I was reminded today of a Superman episode where a clown goes bad (yeah, yeah, I know) and falls off of a roof. Superman gets there a minute too late, and the police fill him in on it. I always wanted to rewrite the cop’s speech:
“Yes, Superman. He was a clown who went bad. But I want to tell you: I’ve been a cop in this town for twenty years, and I never saw anything like it. He stood up on that roof, four stories above the street, and when he felt his balance going, he met the challenge, faced it like a true clown.

“His back was to the street. First he leaned in as far as he could, with his arms whirling like two windmills in a hurricane. Then he leaned back and those arms went even faster.

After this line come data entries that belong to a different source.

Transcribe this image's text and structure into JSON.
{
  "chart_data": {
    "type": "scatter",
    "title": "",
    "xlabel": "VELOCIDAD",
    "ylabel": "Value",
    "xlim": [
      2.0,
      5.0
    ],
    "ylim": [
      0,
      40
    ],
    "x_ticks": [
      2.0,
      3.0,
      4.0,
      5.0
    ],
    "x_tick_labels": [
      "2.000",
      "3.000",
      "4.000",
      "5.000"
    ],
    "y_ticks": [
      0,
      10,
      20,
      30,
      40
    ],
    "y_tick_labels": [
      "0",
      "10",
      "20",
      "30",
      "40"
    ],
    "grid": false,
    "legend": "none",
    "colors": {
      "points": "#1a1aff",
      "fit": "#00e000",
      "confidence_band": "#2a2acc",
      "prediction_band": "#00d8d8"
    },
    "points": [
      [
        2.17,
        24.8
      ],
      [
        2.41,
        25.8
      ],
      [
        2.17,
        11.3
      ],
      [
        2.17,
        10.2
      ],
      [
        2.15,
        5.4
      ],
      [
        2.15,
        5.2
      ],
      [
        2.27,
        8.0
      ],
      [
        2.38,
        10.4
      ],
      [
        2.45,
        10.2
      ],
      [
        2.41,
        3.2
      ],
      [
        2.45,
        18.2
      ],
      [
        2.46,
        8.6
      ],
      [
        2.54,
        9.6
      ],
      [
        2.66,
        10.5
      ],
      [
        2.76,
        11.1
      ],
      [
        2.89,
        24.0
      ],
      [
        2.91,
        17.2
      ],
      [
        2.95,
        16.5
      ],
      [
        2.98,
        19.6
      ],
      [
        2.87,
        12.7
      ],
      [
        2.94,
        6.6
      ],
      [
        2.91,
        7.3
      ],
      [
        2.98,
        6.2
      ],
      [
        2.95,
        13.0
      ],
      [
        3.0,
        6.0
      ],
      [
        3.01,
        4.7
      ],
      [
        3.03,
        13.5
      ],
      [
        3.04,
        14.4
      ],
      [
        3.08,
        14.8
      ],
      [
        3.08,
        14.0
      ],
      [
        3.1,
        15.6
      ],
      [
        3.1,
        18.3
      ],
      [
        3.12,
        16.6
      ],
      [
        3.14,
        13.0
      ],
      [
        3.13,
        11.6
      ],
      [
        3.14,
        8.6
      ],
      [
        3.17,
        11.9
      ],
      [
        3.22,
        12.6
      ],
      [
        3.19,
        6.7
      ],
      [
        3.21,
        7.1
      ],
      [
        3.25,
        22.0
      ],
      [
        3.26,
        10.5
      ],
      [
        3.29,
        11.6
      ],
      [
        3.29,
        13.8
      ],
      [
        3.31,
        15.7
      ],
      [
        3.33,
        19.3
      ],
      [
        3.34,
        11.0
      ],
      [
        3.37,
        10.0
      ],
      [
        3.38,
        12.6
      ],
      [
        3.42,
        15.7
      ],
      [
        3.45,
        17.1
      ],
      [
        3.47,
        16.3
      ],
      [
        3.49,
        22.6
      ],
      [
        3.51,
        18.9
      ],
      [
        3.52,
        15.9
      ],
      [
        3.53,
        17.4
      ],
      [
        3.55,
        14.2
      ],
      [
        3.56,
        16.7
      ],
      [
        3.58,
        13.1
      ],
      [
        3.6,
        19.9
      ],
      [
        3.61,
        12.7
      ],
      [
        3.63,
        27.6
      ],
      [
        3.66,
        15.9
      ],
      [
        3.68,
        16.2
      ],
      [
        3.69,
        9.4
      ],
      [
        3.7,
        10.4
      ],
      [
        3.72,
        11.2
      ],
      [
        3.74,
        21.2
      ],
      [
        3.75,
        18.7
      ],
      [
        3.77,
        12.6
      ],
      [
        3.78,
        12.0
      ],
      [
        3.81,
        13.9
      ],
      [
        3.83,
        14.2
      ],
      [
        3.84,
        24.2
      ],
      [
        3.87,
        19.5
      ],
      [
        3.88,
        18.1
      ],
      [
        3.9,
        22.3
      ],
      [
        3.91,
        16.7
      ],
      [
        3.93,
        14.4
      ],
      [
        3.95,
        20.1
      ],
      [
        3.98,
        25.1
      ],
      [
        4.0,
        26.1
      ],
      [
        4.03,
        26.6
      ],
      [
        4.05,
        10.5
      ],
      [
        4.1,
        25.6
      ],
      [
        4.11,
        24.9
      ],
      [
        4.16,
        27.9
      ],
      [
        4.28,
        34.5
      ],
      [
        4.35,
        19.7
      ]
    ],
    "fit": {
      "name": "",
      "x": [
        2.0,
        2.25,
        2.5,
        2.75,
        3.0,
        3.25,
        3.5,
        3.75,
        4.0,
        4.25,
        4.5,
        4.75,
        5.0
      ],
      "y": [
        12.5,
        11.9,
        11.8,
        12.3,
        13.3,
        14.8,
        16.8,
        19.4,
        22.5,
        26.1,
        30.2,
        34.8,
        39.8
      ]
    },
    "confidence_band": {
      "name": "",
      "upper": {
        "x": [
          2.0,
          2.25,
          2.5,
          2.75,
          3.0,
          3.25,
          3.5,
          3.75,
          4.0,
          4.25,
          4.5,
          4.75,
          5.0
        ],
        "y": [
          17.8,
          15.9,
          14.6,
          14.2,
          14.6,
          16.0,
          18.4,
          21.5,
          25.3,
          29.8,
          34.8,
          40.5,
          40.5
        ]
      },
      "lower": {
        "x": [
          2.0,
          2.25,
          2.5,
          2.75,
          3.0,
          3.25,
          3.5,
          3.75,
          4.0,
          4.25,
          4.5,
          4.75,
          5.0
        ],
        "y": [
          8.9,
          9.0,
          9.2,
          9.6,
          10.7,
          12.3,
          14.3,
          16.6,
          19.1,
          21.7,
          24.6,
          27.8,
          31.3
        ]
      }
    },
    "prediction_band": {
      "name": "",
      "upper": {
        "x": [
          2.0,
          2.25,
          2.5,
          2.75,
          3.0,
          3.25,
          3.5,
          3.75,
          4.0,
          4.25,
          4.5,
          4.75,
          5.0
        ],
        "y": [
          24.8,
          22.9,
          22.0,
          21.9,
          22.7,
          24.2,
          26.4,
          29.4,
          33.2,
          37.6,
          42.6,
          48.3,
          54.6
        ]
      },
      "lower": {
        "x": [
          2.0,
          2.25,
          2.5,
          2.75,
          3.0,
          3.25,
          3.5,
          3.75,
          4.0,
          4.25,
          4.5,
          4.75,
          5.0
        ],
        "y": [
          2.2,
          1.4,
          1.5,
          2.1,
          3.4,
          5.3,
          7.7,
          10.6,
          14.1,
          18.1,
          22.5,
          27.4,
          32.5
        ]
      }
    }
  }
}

Then his butt stuck out what seemed like a mile, and we could see he was going down.

“He went feet first! He went head first! He went butt first! He tried flapping his arms! He mimed like he was praying, on his knees and everything. He reached up and grabbed his hat and planted that tiny little thing back on his head. And it stayed! He pulled an itty-bitty umbrella out of somewhere and held it over himself until it turned inside out, and then he threw it away.

“Then he gave a big sigh. It was just as if you could hear what he was thinkin’. He shrugged his shoulders and looked sad and waved bye-bye. And he put on a brave little smile.

“And when he hit that street, he made the loudest HONK any of us ever heard. We were still clapping when you showed up.”
And where were you, anyway, Man of Steel? Getting popcorn?